No último mês de agosto, a Agência Nacional de Águas editou a Resolução ANA 1.309, que é resultado de um acordo costurado entre a União e os três estados do Sudeste afetados pelo problema de falta de água (SP, MG e RJ). O documento autorizou a redução temporária da vazão mínima afluente à barragem de Santa Cecília, no rio Paraíba do Sul, de 165m3 para 160m3. De acordo com informação da assessoria da ANA, até o momento, continua valendo o prazo da Resolução — 30 de setembro.

Contra a Resolução, o Ministério Público Federal (MPF) em Campos move nova ação civil pública. A Procuradoria da República pede, também, a decretação de estado de calamidade pública na região banhada pelo rio Paraíba do Sul pelos próximos dois anos.

Ambientalista rechaça mais intervenções

O ambientalista Aristides Soffiati diz que nenhuma intervenção — transposição ou hidrelétrica — deve ser feita no Paraíba do Sul: “Temos dois problemas: um é a fragmentação do Paraíba com a transposição para abastecer a Região Metropolitana do Rio de Janeiro. Hoje, a vazão liberada do Paraíba é de 160 m3, sendo que somente 54m3 continuam para a região. O restante vai para a cidade do Rio de Janeiro. Entre Barra do Piraí e Três Rios é o trecho mais crítico do Paraíba, onde há apenas um filete de água. O outro Paraíba é o que nasce no Paraibuna e vai até Atafona”. Outro problema, explica Soffiati, é que a Região Sudeste enfrenta a pior seca da história. E, por precaução, nenhuma barragem pode mais ser construída: “Tem que se exigir o cumprimento do Plano de Recuperação da Bacia, que estabelece ações como reflorestamento, despoluição, economia de água. Temos que cuidar da bacia do Paraíba como um todo”, destacou.

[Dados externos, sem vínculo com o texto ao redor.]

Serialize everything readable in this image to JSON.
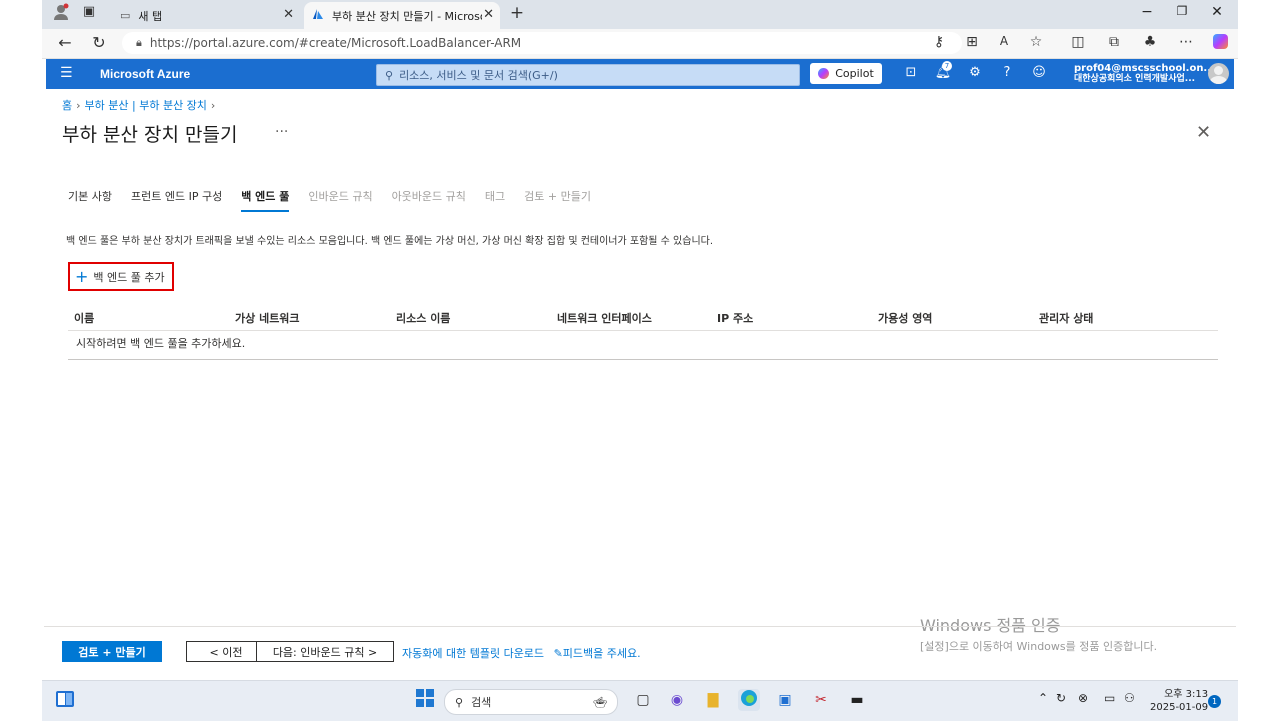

Hidrelétrica é outra ameaça ao seu curso

A retomada do projeto da hidrelétrica de Itaocara foi anunciada este mês. A licitação para a construção da nova hidrelétrica foi anunciada pela Empresa de Pesquisa Energética (EPE) para 28 de novembro e vai desviar água do Paraíba para Minas Gerais e voltar em outro ponto, com vazão menor. As unidades, incluindo a hidrelétrica Itaocara I, já haviam sido licitadas entre 2000 e 2002, mas não saíram do papel. A informação foi dada pelo presidente da EPE, Maurício Tolmasquim, que anunciou o leilão A-5, que, além de Itaocara I, inclui outras duas barragens no rio Piriqui, no Paraná. A barragem prevista para Itaocara, no trecho médio-baixo do rio Paraíba do Sul, envolveria cinco municípios: Cantagalo, Santo Antônio de Pádua, Itaocara e Aperibé, no Estado do Rio, e Pirapetinga, em Minas Gerais.

Diretor do Comitê do Baixo Paraíba, João Siqueira disse que a questão começará a ser discutida durante reunião marcada para o próximo dia 9.

Sobre a hidrelétrica, a assessoria da ANA informou que “a UHE Itaocara I já teve sua Declaração de Reserva de Disponibilidade Hídrica (DRDH) emitida pela Diretoria da ANA, resultando na Resolução 1404/2013. Até o momento não deu entrada na Agência o pedido de conversão desta DRDH em outorga”.